With the increase in world demand for grain slowing down, cereal stocks at a 15-year high, prices at a six-year low and a fixed-cost structure which locked them in to pushing production to the limit, there was little in the way of cheer for Scottish grain farmers at this week’s round of agronomy conferences.
But while the prospects for increasing returns were thin on the ground, farmers at the Agricultural & Horticultural Development Board’s agronomy conferences were told that routes were still open to improve the resilience of their businesses to see them through the dark days until the next upturn in the pricing cycle. These included growing for alternative markets such as feeding anaerobic digestor plants and reducing costs through integrated crop management systems.

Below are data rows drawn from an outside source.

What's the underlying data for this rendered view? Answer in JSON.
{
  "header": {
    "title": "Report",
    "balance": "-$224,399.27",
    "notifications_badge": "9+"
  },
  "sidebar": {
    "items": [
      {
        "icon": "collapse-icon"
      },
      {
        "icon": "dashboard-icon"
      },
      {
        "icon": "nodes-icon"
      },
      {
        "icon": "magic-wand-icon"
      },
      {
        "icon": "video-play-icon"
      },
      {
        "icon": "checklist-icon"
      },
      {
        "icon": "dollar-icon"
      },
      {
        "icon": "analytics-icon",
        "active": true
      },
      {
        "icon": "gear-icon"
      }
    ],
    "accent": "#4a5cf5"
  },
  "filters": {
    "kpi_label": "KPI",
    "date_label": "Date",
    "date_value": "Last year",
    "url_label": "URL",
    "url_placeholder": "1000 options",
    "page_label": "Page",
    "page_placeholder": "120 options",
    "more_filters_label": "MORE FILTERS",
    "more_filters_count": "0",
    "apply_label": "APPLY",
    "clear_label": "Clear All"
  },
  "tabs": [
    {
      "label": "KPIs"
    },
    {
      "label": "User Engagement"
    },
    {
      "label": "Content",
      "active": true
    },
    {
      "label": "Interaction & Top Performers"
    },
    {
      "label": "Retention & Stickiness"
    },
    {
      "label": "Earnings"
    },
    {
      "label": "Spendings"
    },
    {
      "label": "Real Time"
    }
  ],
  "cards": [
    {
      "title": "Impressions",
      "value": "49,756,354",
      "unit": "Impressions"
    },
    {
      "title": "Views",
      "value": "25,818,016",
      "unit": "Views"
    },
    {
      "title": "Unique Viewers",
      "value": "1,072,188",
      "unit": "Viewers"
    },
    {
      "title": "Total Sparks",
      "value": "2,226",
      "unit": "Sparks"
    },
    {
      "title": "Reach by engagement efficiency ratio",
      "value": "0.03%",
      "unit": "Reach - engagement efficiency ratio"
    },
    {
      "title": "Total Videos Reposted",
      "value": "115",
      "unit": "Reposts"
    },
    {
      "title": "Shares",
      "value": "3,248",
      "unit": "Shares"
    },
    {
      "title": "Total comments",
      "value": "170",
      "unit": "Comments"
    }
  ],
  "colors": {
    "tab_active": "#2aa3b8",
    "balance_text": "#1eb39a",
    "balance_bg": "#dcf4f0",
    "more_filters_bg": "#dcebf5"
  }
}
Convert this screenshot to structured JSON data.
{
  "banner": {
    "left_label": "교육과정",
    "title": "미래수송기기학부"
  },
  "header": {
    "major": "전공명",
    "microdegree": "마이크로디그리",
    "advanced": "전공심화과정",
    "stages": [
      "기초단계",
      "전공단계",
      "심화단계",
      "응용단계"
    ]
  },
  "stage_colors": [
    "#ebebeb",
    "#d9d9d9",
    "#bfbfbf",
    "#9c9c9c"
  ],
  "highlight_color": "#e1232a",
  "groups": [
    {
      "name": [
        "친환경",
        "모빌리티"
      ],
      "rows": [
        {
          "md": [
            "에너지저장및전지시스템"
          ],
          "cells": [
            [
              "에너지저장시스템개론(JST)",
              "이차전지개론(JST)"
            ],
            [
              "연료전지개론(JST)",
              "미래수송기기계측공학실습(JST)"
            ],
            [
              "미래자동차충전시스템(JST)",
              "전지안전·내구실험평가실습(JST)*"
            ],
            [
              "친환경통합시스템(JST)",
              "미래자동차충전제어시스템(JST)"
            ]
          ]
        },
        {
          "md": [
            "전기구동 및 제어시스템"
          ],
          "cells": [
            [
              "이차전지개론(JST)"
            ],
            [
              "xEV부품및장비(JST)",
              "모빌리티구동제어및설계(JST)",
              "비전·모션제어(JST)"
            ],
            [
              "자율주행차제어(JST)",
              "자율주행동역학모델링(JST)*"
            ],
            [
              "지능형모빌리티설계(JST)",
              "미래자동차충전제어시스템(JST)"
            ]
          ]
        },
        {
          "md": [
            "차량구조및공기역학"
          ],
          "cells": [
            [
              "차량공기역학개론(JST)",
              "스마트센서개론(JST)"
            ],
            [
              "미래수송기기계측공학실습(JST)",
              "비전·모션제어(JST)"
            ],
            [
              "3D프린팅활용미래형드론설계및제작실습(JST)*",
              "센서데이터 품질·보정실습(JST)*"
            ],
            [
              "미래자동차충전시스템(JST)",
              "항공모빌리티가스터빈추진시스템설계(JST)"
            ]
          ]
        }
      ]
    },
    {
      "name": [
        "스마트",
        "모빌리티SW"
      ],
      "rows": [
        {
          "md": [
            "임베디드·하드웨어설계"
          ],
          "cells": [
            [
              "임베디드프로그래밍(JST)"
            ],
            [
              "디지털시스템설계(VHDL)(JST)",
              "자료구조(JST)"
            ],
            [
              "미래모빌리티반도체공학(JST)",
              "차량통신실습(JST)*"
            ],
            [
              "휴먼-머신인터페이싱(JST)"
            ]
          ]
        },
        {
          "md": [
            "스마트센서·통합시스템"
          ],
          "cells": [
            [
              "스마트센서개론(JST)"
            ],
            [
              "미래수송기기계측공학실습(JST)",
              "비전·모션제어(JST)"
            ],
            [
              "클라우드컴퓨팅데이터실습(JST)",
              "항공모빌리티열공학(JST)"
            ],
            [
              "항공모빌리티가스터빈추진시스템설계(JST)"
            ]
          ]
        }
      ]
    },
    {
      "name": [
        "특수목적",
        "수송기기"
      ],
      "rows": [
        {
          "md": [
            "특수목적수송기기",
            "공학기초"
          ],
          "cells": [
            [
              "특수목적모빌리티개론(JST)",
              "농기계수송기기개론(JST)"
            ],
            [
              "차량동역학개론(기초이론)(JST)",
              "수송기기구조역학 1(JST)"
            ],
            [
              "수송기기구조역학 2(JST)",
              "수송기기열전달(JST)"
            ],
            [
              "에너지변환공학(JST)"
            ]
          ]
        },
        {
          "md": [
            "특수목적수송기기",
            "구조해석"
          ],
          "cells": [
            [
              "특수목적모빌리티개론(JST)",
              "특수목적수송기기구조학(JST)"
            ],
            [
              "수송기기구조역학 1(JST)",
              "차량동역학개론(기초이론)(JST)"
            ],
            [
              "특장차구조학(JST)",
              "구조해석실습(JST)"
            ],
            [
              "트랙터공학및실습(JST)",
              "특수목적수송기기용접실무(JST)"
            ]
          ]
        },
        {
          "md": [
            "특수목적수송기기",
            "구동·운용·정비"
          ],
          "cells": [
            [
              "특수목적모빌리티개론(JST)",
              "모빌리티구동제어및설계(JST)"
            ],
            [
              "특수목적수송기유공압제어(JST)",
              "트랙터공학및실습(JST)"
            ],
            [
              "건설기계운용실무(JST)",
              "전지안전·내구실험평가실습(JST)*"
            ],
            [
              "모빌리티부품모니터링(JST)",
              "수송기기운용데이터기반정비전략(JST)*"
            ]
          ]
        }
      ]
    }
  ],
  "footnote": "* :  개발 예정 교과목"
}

Julian Bell, the SRUC’s senior rural business consultant, told farmers that while it was always difficult to predict world prices, an analysis showed that it would require a drop in production in the region of 80 million tonnes to make a significant dent in world stockpiles.
“And while this can never be ruled out in a world where droughts and political upheavals can derail the best economic forecasts, the signs aren’t there at the moment,” he said.
Bell said that although the low prices would, in a normal market, see production reduced, this wasn’t likely to happen in the short term either.
“While the high fixed cost structure of producing grain in Europe and other developed countries ties farmers into keeping growing grain to cover these overheads, there is often a little bit more flexibility in other areas such as South America and Russia.
“However, there has been a considerable devaluation in the currency of the grain producing countries in these areas – such as Argentina and Brazil, while the Russian rouble has followed suit. This has meant while the world price in pounds or dollars is low, the price received by farmers in either pesos, reals or roubles is still relatively good – so production has not dropped.”
He added that while higher fertiliser and other input prices would normally act as a drag, the low cost of oil and energy meant that the effect was minimal – so production remained high in these areas.
There was little relief when he turned to the domestic situation, where a downturn in the whisky market since 2013 looked set to lead to a 200,000 tonne drop in the combined requirements for soft wheat and malting barley.